Will Work For Food: 2e & The Clean-Up Battle

 

I would rather have an argument with a brick wall.  I might actually win that one.  With the Engineer and the Princess?  No way.

Yesterday we had a full-out war for clean-up time.  I had been trying for a week to get the mess of toys picked up and put away, and every day we ran out of time.  Bedtime trumps clean-up.  Every night I would look at the mess and grumble, but I refused to do it for them.  Their mess, their responsibility.  Pick up your damn toys!

The thing is, it doesn’t actually take that long.  It’s not a huge mess.  Everything has an assigned spot and they all know where that spot is.  If I do it myself it takes about 30 minutes to pick it up, sort it, and store it.  Not a big deal.

By yesterday, I had it.  It was past time to clean up, and by golly, they were going to do it themselves.  I had important things to do, like fix the bookshelf the aquarium sits on.  Somehow I neglected to put six screws into one side.  Thank goodness for the IKEA pegs holding that sucker together, or there would have been shrimp all over the floor!

We had 2 hours before dinner, and I figured that was plenty of time to get the mess unscrambled and put away.  Wrong!

Because I know from experience that they look at the mess and freeze into anxiety-ridden mush, I assigned tasks.  Engineer: pick up all the toy cars.  Princess: pick up all the books.  Destroyer: put the stuffed animal in the toy bin.  Once they finish one task, they get another.  If we all work together it’s done quickly.  And then we can play tickle monster – something they ask for every night, but we can’t do it if toys are in the way.

Yesterday, I heard every excuse under the sun.  “I’m tired,” melodramatically collapsing on the sofa.  “I don’t know where this goes…”  but somehow, you knew where to get it when you wanted to play with it.  “I got it all picked up!”  No, picking up one doesn’t mean all of them.  You can count better than that, son.

The Princess’ trick is to stall.  “Pick up the books!”  So she picks up one of them and sits there reading the thing, hoping that I won’t notice.
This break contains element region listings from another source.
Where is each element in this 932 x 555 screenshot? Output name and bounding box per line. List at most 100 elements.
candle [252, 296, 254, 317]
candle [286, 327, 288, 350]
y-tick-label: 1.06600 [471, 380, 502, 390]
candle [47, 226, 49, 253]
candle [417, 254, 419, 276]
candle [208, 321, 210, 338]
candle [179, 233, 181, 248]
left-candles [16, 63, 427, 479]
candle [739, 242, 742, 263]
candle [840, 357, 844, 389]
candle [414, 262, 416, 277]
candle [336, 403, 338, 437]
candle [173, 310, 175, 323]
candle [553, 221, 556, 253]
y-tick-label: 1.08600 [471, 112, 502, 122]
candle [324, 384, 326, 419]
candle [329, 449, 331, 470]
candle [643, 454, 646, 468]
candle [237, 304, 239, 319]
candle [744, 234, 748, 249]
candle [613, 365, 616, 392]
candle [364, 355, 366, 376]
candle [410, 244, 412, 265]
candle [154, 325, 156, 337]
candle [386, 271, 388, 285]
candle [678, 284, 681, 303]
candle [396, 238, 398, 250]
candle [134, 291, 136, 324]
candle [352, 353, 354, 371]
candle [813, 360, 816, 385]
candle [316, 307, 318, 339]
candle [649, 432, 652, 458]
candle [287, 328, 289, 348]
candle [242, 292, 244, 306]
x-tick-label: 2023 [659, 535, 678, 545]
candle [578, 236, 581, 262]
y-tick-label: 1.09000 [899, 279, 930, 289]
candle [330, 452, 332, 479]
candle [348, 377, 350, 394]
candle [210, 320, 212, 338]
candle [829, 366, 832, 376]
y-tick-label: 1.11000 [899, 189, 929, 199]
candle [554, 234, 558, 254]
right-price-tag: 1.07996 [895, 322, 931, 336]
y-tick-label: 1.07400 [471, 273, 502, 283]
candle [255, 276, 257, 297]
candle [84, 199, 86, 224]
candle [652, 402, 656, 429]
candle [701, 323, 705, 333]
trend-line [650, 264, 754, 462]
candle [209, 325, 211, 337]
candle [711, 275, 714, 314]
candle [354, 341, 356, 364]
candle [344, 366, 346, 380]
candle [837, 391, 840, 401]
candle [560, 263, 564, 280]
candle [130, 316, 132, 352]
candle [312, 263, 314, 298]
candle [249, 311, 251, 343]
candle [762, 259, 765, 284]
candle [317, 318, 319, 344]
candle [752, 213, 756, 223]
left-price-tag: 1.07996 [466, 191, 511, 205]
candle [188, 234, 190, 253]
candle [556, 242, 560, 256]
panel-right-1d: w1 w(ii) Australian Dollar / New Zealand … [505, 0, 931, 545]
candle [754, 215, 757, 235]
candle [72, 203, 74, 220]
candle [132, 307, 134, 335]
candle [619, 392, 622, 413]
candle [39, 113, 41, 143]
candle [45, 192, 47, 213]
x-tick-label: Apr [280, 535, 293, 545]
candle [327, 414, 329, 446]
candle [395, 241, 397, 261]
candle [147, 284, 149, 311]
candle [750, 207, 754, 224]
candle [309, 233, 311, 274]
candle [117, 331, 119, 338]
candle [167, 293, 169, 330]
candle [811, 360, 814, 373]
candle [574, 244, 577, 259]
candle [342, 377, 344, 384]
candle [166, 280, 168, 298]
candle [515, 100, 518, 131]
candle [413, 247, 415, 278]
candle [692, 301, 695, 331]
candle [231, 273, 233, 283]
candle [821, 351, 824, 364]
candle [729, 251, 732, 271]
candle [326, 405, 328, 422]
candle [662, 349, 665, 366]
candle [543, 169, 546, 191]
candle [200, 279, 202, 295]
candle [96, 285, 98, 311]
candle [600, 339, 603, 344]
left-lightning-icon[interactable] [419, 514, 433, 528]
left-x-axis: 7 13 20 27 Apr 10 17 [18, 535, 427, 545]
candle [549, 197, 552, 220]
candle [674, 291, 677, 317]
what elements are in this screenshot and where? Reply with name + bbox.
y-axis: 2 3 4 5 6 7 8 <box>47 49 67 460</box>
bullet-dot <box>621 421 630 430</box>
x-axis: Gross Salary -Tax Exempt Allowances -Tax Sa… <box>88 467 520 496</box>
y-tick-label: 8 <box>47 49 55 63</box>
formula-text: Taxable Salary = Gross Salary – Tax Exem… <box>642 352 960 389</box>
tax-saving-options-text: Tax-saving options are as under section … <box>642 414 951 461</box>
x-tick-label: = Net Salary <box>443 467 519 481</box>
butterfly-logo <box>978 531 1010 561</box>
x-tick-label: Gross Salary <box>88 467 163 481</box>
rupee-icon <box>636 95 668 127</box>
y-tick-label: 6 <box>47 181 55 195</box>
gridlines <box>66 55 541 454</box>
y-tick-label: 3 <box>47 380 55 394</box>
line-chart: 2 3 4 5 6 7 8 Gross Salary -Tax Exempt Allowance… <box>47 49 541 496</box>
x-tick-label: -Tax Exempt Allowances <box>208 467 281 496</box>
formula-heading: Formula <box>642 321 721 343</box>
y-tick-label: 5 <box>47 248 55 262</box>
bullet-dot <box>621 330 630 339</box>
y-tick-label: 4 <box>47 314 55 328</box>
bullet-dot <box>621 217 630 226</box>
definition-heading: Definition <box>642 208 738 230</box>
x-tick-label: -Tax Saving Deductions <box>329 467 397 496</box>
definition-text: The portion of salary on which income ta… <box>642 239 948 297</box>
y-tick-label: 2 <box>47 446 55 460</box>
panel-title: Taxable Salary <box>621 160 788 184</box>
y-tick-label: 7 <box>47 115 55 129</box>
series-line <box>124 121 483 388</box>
2 hours.  2 HOURS of this.  Nothing I said worked.  Threats had no effect.  So, finally, I did something I know better than to do – make a threat I can’t enforce.  “Pick up the toys or you won’t eat dinner!”  Like they cared.  They know that no matter how much I yell, I won’t take food away from them.

Dinnertime.  No noticeable dent on the toy mess.  “Mommy, I’m hungry!” one of them said.  “I know.”  I finished putting together my salad.  “When are we going to eat?”  they whined.  I pointed to the toys, “is the mess cleaned up?  Not until then.”  Then came the tears.  The whimpering.  The pouting.  The frustrated toy throwing and yelling “I hate you mommy!”

So I ate my salad, and the Destroyer, who actually obeyed and put things away when I told him to, ate his dinner.  The Engineer and Princess ate bread.  The Engineer picked more toys up and earned some cheese.  Then he picked up more and earned some fruit.  By bedtime, he had a decent meal out of it, but no treat.  That rankled.  He felt unfairly treated: more melodrama.

I’m not sure if this is a gifted thing or a parenting thing.  Gifted comes into play when trying to weasel out of the task.  The bargaining, the threats, the melodrama – that’s all the intensities kicking in when the strong emotions flow.  The responsibility thing – probably just normal parenting.

I’m not sure how to encourage more responsibility.  Somehow, they’ve gotten the idea that doing nothing is ok.  That parents exist to serve them.  I know they’re little, but we’ve tried to train them to pick up after themselves.  If they can put their shoes away correctly, then they can put the car away when they’re done.  If they know better than to throw their coats on the floor, then they should know not to dump an entire box of toys and leave it there.  It’s not translating.  And it’s not like they haven’t heard it 20 zillion times before.  This is not a new concept.

I have no words of wisdom.  No tips, tricks, or magic solutions.  Just us, our struggle, and our kids.  Mommy fail.  Parenting fail.  #tiredandfrustrated

On the plus side, I managed to get the carpets cleaned today with the glorious toy-free expanse.   Tomorrow…I will mop the floor.  Woo hoo!  The joys of being a stay-at-home parent.